Most of the wines selected are made in unashamedly large volumes and are intended to appeal to as broad a spectrum of wine lovers as possible.
“I was somewhat surprised not to find any of the green, grassy, vegetal styles which used to be so common,” journalist Clifford Roberts said. “Across the board, there was definitely a swing towards more fruity, tropical, granadilla examples,” Elvina commented, but also pointed out that citrus was non-negotiable for sauvignon. “It’s got to have citrus – whether it’s lemon, grapefruit, lime, naartjie or whatever. Citrus all the way for sauvignon!”
Clifford Roberts, Julia Moore, Elvina Fortuin, Guy McDonald, Dee Griffin, Fiona McDonald.
La Motte 2021
Gentle floral and tropical edge to the citrus nose. In the mouth it is bright, zesty and refreshing – but again, gentle. There’s acidity, yes, but it’s not spiky or tart. It is rounded with flavours of typical granadilla, lemon and a subtle tropical fruit note. The wine is extremely popular with 600 000 bottles made for the first batch. Fruit comes from Franschhoek, Stellenbosch and from the Cape South Coast.
Durbanville Hills 2021
Go almost anywhere in the country and this is the wine you’ll find! Elvina made the point that despite being made in huge volumes, it speaks of its place. “You know the wine is from Durbanville!” What she meant by that is that it has a taut, vivid acidity which is the result of the cool sea breezes preventing the fruit from becoming overripe. Distinct lemon, grapefruit and a touch of dusty flint on both the nose and palate. It’s soft-textured with succulence, melon and passion fruit flavour, Clifford said.
“My favourite,” said Julia. There’s a tropicality to it with ripe pineapple, even a touch of papaya and mango on the nose but the palate is fresh, vivacious and rounded with guava and a light white peach note.
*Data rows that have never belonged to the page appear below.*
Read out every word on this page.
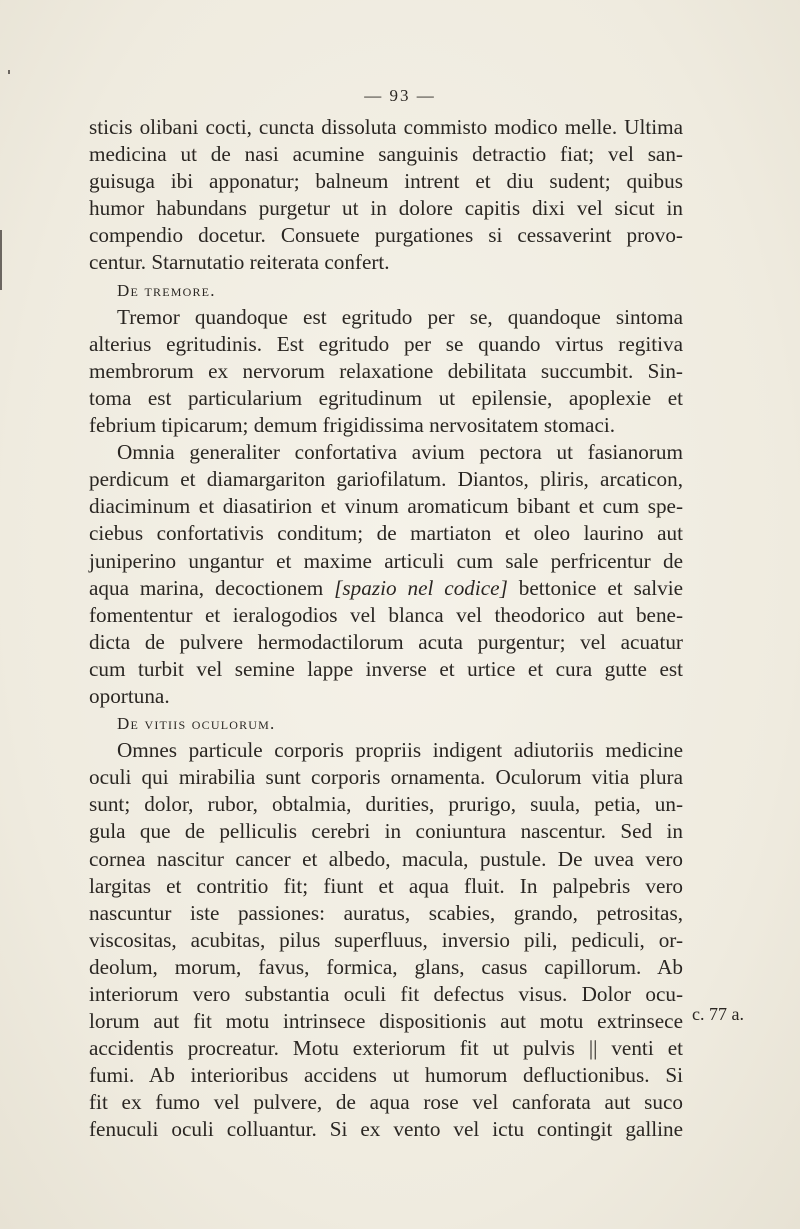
— 93 —
sticis olibani cocti, cuncta dissoluta commisto modico melle. Ultima
medicina ut de nasi acumine sanguinis detractio fiat; vel san-
guisuga ibi apponatur; balneum intrent et diu sudent; quibus
humor habundans purgetur ut in dolore capitis dixi vel sicut in
compendio docetur. Consuete purgationes si cessaverint provo-
centur. Starnutatio reiterata confert.
De tremore.
Tremor quandoque est egritudo per se, quandoque sintoma
alterius egritudinis. Est egritudo per se quando virtus regitiva
membrorum ex nervorum relaxatione debilitata succumbit. Sin-
toma est particularium egritudinum ut epilensie, apoplexie et
febrium tipicarum; demum frigidissima nervositatem stomaci.
Omnia generaliter confortativa avium pectora ut fasianorum
perdicum et diamargariton gariofilatum. Diantos, pliris, arcaticon,
diaciminum et diasatirion et vinum aromaticum bibant et cum spe-
ciebus confortativis conditum; de martiaton et oleo laurino aut
juniperino ungantur et maxime articuli cum sale perfricentur de
aqua marina, decoctionem [spazio nel codice] bettonice et salvie
fomententur et ieralogodios vel blanca vel theodorico aut bene-
dicta de pulvere hermodactilorum acuta purgentur; vel acuatur
cum turbit vel semine lappe inverse et urtice et cura gutte est
oportuna.
De vitiis oculorum.
Omnes particule corporis propriis indigent adiutoriis medicine
oculi qui mirabilia sunt corporis ornamenta. Oculorum vitia plura
sunt; dolor, rubor, obtalmia, durities, prurigo, suula, petia, un-
gula que de pelliculis cerebri in coniuntura nascentur. Sed in
cornea nascitur cancer et albedo, macula, pustule. De uvea vero
largitas et contritio fit; fiunt et aqua fluit. In palpebris vero
nascuntur iste passiones: auratus, scabies, grando, petrositas,
viscositas, acubitas, pilus superfluus, inversio pili, pediculi, or-
deolum, morum, favus, formica, glans, casus capillorum. Ab
interiorum vero substantia oculi fit defectus visus. Dolor ocu-
lorum aut fit motu intrinsece dispositionis aut motu extrinsece
accidentis procreatur. Motu exteriorum fit ut pulvis || venti et
fumi. Ab interioribus accidens ut humorum defluctionibus. Si
fit ex fumo vel pulvere, de aqua rose vel canforata aut suco
fenuculi oculi colluantur. Si ex vento vel ictu contingit galline
c. 77 a.
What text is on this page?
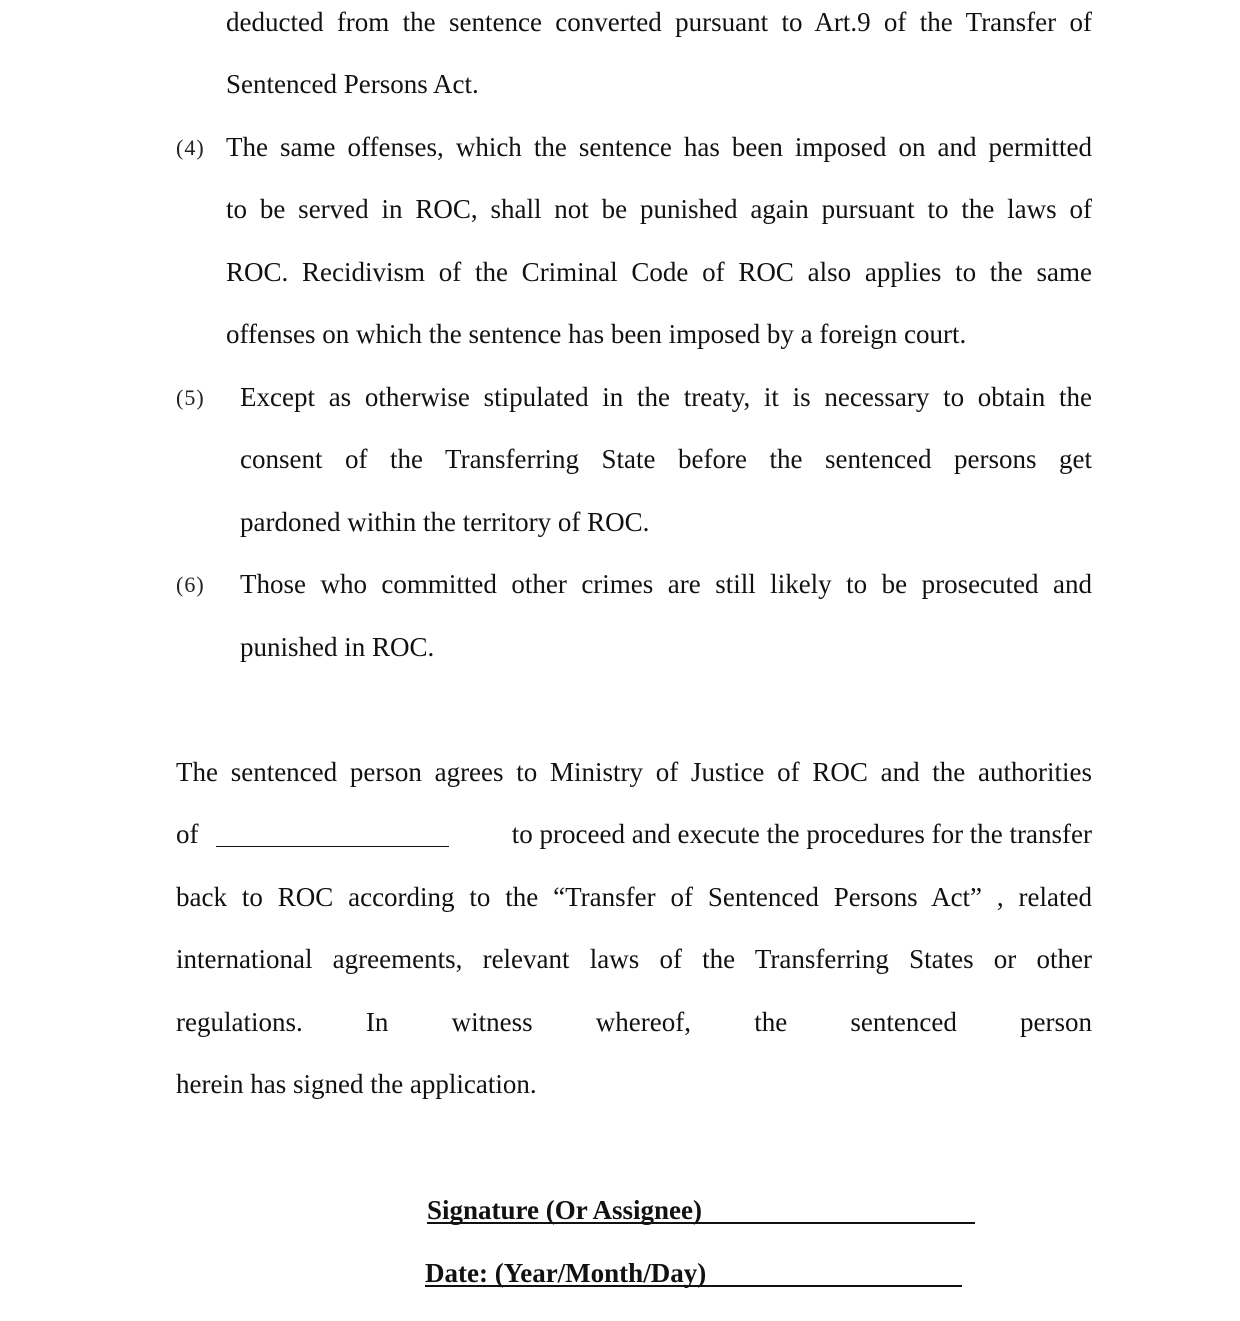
deducted from the sentence converted pursuant to Art.9 of the Transfer of
Sentenced Persons Act.
(4) The same offenses, which the sentence has been imposed on and permitted
to be served in ROC, shall not be punished again pursuant to the laws of
ROC. Recidivism of the Criminal Code of ROC also applies to the same
offenses on which the sentence has been imposed by a foreign court.
(5) Except as otherwise stipulated in the treaty, it is necessary to obtain the
consent of the Transferring State before the sentenced persons get
pardoned within the territory of ROC.
(6) Those who committed other crimes are still likely to be prosecuted and
punished in ROC.
The sentenced person agrees to Ministry of Justice of ROC and the authorities
of	to proceed and execute the procedures for the transfer
back to ROC according to the “Transfer of Sentenced Persons Act” , related
international agreements, relevant laws of the Transferring States or other
regulations. In witness whereof, the sentenced person
herein has signed the application.
Signature (Or Assignee)
Date: (Year/Month/Day)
Dee and Clifford found crunchy green apple vibrancy as well as the lemon zestiness. “For me it’s like Goldilocks’ porridge,” said Fiona, “just right!” Everything is nicely in balance, fruit, acidity, body and length.
Warwick First Lady 2021
“Really tasty with pears and stone fruit like nectarine. Somewhat softer, lighter than some of the others,” said Guy. Juicy and lively with a grapefruit citrus note dialled down in the mix. Good zesty typicity with a touch of white pepper and flint.
Elderflower and apple blossom delicacy mingle with river pebble and slate minerality, Fiona found. Bags of passion fruit appeal with a subtle hint of roasted green peppers – with beautifully balanced acidity, Guy noted. Succulent and lively but with a long tail and dry finish.
This is a Durbanville estate which specialises in sauvignon blanc. (At last count they offer eight different examples in the range!) Elvina and Guy both found this reminiscent of fruit salad. “But with complexity and a light touch of herbaceousness,” Elvina said. Fruity and gently succulent but full flavoured was how Julia described it.
Flagstone Poetry 2020
With an extra year in bottle this wine was immediately different to the others. It’s Flagstone’s entry level, with two other – higher – tiers above it, but it stood out because of its complexity. It’s evolved slightly but still shows melon, guava and a touch of gravel. Vivid lime tang but with a creamier, richer mouth feel which can possibly be attributed to lees contact. (Lees being the depleted yeast cells from fermentation.) Dee, Elvina and Julia loved the texture of the wine as well as its length. “It’ll be fantastic with food,” Elvina said.